Many of the show’s grosses, however, come in below the typical $300,000 to $400,000 weekly running costs for a play. And those running costs increased this season due to COVID-19 testing requirements and other health measures.
• On the lower end, “Chicken and Biscuits” recorded average weekly grosses of $143,534 and average paid admission of $45, alongside diminishing audience numbers. The play closed on Nov. 28 after the cancellation of several performances due to COVID-19 cases in the company.
• “Dana H.” and “Is This a Room,” which shared running costs and each played less than eight performances per week, recorded weekly grosses of about $40,000 each in the early weeks of the run. The two shows then saw increased capacity and a jump of about $80,000 each the week after the productions announced an impending closure.
• “Thoughts of a Colored Man,” meanwhile, reported an average weekly gross of $325,404 across 10 weeks of data, alongside an average capacity of 71%.
• Three plays, “Harry Potter and the Cursed Child” “To Kill a Mockingbird,” and “The Lehman Trilogy” pulled up the averages. “Harry Potter and the Cursed Child” and “To Kill a Mockingbird,” which reported average grosses of $1.5 million and $1.3 million respectively, and “The Lehman Trilogy,” with an average of $848,218, were among the top tier of grosses for all productions, bringing in more money some weeks than all but the highest grossing musicals.

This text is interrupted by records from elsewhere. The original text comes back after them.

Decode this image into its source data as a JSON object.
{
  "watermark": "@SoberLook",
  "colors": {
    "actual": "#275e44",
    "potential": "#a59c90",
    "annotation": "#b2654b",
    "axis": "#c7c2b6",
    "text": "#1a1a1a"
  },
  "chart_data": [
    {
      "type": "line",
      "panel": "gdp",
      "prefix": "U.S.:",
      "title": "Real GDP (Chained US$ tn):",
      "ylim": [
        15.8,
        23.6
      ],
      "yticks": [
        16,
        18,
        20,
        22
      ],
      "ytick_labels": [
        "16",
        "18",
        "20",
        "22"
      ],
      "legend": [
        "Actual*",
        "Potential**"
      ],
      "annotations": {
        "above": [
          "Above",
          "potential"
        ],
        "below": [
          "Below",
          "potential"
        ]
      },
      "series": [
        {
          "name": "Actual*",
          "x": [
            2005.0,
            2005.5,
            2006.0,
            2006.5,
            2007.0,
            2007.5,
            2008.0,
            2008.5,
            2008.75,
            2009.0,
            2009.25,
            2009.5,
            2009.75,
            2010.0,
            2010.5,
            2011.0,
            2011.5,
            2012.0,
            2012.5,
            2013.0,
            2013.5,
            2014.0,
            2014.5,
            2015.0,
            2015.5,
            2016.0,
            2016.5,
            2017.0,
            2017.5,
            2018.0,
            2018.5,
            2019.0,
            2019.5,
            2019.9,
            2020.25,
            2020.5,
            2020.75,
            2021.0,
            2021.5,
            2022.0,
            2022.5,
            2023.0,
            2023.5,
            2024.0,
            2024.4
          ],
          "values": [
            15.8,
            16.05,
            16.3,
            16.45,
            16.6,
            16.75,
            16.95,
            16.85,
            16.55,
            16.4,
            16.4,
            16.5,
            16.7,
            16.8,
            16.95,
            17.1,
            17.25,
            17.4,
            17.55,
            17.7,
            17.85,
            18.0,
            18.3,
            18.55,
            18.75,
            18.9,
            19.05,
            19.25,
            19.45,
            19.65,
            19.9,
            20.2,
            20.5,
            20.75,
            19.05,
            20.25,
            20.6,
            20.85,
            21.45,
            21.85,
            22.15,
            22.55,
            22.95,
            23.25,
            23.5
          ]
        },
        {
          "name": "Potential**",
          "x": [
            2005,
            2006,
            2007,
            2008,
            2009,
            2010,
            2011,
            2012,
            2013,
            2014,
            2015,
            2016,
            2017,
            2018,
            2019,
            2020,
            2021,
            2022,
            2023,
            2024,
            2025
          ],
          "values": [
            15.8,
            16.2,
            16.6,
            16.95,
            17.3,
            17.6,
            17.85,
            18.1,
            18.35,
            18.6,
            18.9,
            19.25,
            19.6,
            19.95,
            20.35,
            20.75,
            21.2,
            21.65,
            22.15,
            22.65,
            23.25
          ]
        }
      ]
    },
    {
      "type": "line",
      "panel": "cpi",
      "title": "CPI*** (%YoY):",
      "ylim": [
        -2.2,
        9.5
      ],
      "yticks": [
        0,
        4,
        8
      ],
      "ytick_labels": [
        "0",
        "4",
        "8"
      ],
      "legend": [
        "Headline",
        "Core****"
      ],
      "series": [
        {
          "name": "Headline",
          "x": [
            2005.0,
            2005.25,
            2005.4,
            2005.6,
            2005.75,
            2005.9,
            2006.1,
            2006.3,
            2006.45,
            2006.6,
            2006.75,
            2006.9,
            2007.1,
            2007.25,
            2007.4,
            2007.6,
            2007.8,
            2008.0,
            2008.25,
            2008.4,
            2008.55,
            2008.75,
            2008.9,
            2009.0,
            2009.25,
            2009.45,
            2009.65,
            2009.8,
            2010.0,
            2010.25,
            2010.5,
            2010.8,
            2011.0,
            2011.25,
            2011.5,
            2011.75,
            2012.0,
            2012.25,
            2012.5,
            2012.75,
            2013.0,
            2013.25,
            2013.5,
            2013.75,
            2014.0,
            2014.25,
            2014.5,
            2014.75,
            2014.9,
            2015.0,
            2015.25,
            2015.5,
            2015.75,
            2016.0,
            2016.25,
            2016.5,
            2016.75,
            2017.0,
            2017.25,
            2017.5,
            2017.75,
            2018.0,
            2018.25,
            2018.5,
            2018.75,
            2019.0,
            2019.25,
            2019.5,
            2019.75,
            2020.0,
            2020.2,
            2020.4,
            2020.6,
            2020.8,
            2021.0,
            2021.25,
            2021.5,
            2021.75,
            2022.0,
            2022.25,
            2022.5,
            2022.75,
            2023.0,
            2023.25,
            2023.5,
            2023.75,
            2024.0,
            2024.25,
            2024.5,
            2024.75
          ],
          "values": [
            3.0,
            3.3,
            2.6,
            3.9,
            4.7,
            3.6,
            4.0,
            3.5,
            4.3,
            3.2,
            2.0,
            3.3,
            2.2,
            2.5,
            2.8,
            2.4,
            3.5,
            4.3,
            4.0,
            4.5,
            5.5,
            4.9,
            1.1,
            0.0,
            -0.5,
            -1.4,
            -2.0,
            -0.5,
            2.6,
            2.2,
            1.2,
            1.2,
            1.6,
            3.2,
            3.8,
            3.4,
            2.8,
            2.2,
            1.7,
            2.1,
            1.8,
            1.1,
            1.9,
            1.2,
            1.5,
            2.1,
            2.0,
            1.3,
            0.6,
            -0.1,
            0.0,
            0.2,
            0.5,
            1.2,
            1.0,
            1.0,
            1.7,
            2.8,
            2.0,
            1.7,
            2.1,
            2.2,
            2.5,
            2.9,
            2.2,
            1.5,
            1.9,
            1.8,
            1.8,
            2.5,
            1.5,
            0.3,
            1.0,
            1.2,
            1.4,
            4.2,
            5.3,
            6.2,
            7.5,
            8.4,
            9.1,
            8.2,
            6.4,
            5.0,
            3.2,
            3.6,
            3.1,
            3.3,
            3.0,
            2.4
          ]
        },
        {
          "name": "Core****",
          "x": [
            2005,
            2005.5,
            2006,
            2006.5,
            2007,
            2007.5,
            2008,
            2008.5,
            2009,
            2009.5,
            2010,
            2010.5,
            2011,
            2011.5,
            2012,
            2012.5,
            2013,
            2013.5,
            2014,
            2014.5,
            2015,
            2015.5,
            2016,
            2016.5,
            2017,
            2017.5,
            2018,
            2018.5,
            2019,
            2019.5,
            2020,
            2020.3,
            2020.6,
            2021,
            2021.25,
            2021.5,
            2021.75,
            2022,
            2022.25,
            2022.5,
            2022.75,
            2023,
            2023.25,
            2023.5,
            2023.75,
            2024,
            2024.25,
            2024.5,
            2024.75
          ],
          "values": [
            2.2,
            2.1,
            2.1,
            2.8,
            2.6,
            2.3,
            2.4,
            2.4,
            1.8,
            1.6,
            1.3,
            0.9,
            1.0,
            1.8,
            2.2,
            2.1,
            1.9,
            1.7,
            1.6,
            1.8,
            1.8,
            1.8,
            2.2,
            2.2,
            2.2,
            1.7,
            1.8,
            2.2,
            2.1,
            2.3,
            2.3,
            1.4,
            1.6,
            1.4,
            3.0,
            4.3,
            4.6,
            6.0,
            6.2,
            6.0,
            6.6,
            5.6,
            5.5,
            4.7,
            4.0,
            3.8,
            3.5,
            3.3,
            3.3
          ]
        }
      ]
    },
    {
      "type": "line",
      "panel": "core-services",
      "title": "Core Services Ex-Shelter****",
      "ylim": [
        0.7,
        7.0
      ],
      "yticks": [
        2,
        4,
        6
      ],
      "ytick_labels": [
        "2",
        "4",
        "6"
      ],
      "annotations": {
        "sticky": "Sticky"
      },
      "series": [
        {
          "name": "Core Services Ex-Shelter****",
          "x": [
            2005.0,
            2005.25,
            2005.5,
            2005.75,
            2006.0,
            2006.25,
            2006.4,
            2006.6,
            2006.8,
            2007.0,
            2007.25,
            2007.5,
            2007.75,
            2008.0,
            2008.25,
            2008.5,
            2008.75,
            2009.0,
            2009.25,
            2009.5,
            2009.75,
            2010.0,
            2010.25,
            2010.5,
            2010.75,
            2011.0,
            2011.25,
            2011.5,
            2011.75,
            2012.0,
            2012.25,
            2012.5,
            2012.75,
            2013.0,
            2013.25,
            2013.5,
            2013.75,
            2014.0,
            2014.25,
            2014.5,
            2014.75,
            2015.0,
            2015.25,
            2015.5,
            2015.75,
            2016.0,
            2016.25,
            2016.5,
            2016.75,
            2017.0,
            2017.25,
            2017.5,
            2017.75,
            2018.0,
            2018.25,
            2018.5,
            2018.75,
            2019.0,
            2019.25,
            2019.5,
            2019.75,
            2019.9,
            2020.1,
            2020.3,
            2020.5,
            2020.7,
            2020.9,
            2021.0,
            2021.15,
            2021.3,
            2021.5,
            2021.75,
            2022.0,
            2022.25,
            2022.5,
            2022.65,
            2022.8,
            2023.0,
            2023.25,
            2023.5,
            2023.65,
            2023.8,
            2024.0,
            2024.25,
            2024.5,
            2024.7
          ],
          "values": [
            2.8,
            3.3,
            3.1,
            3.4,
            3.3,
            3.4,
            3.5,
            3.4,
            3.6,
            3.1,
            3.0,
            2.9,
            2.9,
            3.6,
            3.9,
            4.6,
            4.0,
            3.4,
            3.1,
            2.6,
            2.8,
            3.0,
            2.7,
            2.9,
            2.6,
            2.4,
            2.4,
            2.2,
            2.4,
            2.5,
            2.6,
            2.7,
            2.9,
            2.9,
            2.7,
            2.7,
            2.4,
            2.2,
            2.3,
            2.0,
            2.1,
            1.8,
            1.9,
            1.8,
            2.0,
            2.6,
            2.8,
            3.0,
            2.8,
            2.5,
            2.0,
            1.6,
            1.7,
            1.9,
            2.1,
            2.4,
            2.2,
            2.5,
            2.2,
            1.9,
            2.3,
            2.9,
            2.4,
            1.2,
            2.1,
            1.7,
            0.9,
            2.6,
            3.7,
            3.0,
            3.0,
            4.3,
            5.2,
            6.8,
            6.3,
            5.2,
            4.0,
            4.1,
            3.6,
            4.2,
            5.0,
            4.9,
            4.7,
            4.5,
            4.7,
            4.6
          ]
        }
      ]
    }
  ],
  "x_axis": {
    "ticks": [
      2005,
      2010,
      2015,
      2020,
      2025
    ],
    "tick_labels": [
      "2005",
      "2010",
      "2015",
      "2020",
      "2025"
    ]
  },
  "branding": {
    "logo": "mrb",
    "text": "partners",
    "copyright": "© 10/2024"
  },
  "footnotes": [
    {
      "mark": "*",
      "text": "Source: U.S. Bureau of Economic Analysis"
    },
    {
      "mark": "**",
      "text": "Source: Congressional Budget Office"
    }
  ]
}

• Like the top musicals, “Harry Potter and the Cursed Child” grossed more this fall than in 2019, even while only selling one ticket to its trimmed down one-part production rather than two.
• “To Kill a Mockingbird” showed strong sales and attendance throughout its fall run and increasing numbers as it got closer to Christmas. However, these totals came with a lowered ticket price range this season, leading to a lower gross potential.
In January — after the departure of lead Jeff Daniels and the impact of Omicron — the play announced a five-month closure and a move to the Belasco Theatre in June.
*Comparable weeks were calculated by aligning the grosses for Thanksgiving week 2021 to the grosses from Thanksgiving week 2019 and then moving backwards chronologically.